Agreeable_Effect938@reddit

I can only wish you good luck with setting this shit up. great hardware, awful software

[-]

Confident_Dimension7@reddit

I run this on mine. https://github.com/eugr/spark-vllm-docker

[-]

Klutzy_Comfort_4443@reddit

Véndelo y cómprate un Mac

[-]

dalemusser@reddit (OP)

Jaja, ya tengo Macs...uno con 128GB de RAM también. Esto es más por el stack (CUDA vs Metal) que por la memoria 😄

[-]

createthiscom@reddit

Does the DGX Spark have the full tcgen05 instruction set?

[-]

dalemusser@reddit (OP)

La diferencia entre el stack en la nube y el stack en Mac era demasiado grande para escalar.

[-]

arm2armreddit@reddit

congrats, be careful its addicting, after getting secong dgx spark I understood memory bottle necks, need 2xH200 🤫🫣

[-]

dalemusser@reddit (OP)

Good advice in it being addicting. I can see that being the case. I really would like to have a second dgx spark. Hopefully something happens that enables me to be able to do that.

[-]

arm2armreddit@reddit

This is an impressive piece of hardware, not only for LLMs. Try OpenGL workloads; 128GB for large renderings is breathtaking.

[-]

dalemusser@reddit (OP)

Thanks for the recommendation. I look forward to checking it out.

[-]

weichafediego@reddit

I want one so bad!

[-]

dalemusser@reddit (OP)

I appreciate the feeling. I was obsessing so bad before getting it.

[-]

schnauzergambit@reddit

Single user, use llamacpp. Multi user, vllm

[-]

ambient_temp_xeno@reddit

I'm still not sure about the design of this thing.

[-]

dalemusser@reddit (OP)

I don't disagree. It is an "interesting" design. It is also so small and dense.

[-]

ambient_temp_xeno@reddit

It's not a beige box, at least!

[-]

dalemusser@reddit (OP)

The shiny parts are mirrors. Definitely the opposite of my first beige box PC.

[-]

WolpertingerRumo@reddit

I‘m guessing MoE will be you best guess. It has a lot of unified ram, but not quite as fast as GPU. So MoE should give you the most speed. By now there’s MoE of most model families, so you should be able to find one that fits.
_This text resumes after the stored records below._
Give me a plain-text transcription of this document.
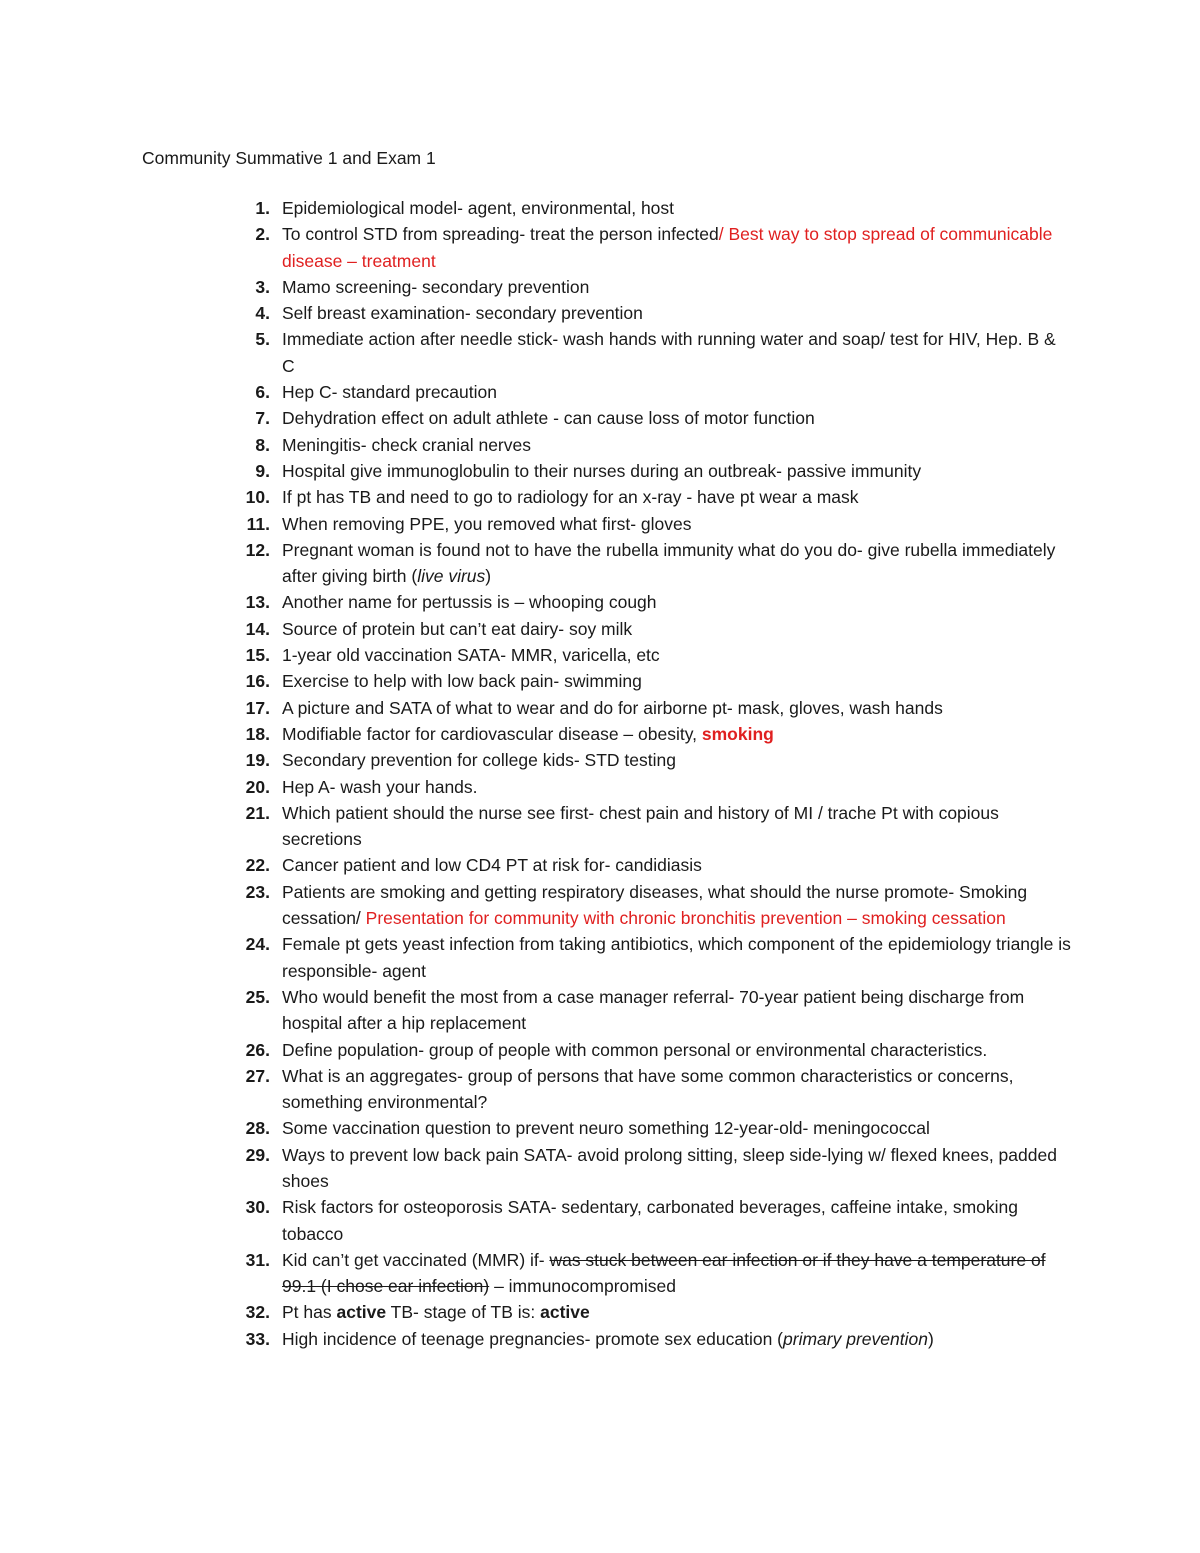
Community Summative 1 and Exam 1
1. Epidemiological model- agent, environmental, host
2. To control STD from spreading- treat the person infected/ Best way to stop spread of communicable disease – treatment
3. Mamo screening- secondary prevention
4. Self breast examination- secondary prevention
5. Immediate action after needle stick- wash hands with running water and soap/ test for HIV, Hep. B & C
6. Hep C- standard precaution
7. Dehydration effect on adult athlete - can cause loss of motor function
8. Meningitis- check cranial nerves
9. Hospital give immunoglobulin to their nurses during an outbreak- passive immunity
10. If pt has TB and need to go to radiology for an x-ray - have pt wear a mask
11. When removing PPE, you removed what first- gloves
12. Pregnant woman is found not to have the rubella immunity what do you do- give rubella immediately after giving birth (live virus)
13. Another name for pertussis is – whooping cough
14. Source of protein but can’t eat dairy- soy milk
15. 1-year old vaccination SATA- MMR, varicella, etc
16. Exercise to help with low back pain- swimming
17. A picture and SATA of what to wear and do for airborne pt- mask, gloves, wash hands
18. Modifiable factor for cardiovascular disease – obesity, smoking
19. Secondary prevention for college kids- STD testing
20. Hep A- wash your hands.
21. Which patient should the nurse see first- chest pain and history of MI / trache Pt with copious secretions
22. Cancer patient and low CD4 PT at risk for- candidiasis
23. Patients are smoking and getting respiratory diseases, what should the nurse promote- Smoking cessation/ Presentation for community with chronic bronchitis prevention – smoking cessation
24. Female pt gets yeast infection from taking antibiotics, which component of the epidemiology triangle is responsible- agent
25. Who would benefit the most from a case manager referral- 70-year patient being discharge from hospital after a hip replacement
26. Define population- group of people with common personal or environmental characteristics.
27. What is an aggregates- group of persons that have some common characteristics or concerns, something environmental?
28. Some vaccination question to prevent neuro something 12-year-old- meningococcal
29. Ways to prevent low back pain SATA- avoid prolong sitting, sleep side-lying w/ flexed knees, padded shoes
30. Risk factors for osteoporosis SATA- sedentary, carbonated beverages, caffeine intake, smoking tobacco
31. Kid can’t get vaccinated (MMR) if- was stuck between ear infection or if they have a temperature of 99.1 (I chose ear infection) – immunocompromised
32. Pt has active TB- stage of TB is: active
33. High incidence of teenage pregnancies- promote sex education (primary prevention)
It will be slower than cloud, but still fast.

[-]

dalemusser@reddit (OP)

That’s a good point. MoE does seem like a natural fit here given the unified memory. Being able to load larger models but only activate part of them per token could be a nice balance. Thanks for the suggestion.

[-]

conockrad@reddit

Biggest advice - think about extra cooling.

Throttling is real!

[-]

dalemusser@reddit (OP)

Good to know! Thanks.

[-]

Syzygy___@reddit

I'm jelly... my GF's DGX Spark seems to have gotten lost with the post...

[-]

CooperDK@reddit

Midt would do it the other way, know about ai before getting a spark

[-]

dalemusser@reddit (OP)

That’s fair, most of my experience so far has been on cloud GPUs, this is just moving that workflow on-prem. I also find I learn best by doing and my existing local computers didn't have the resources to try what I really wanted to try.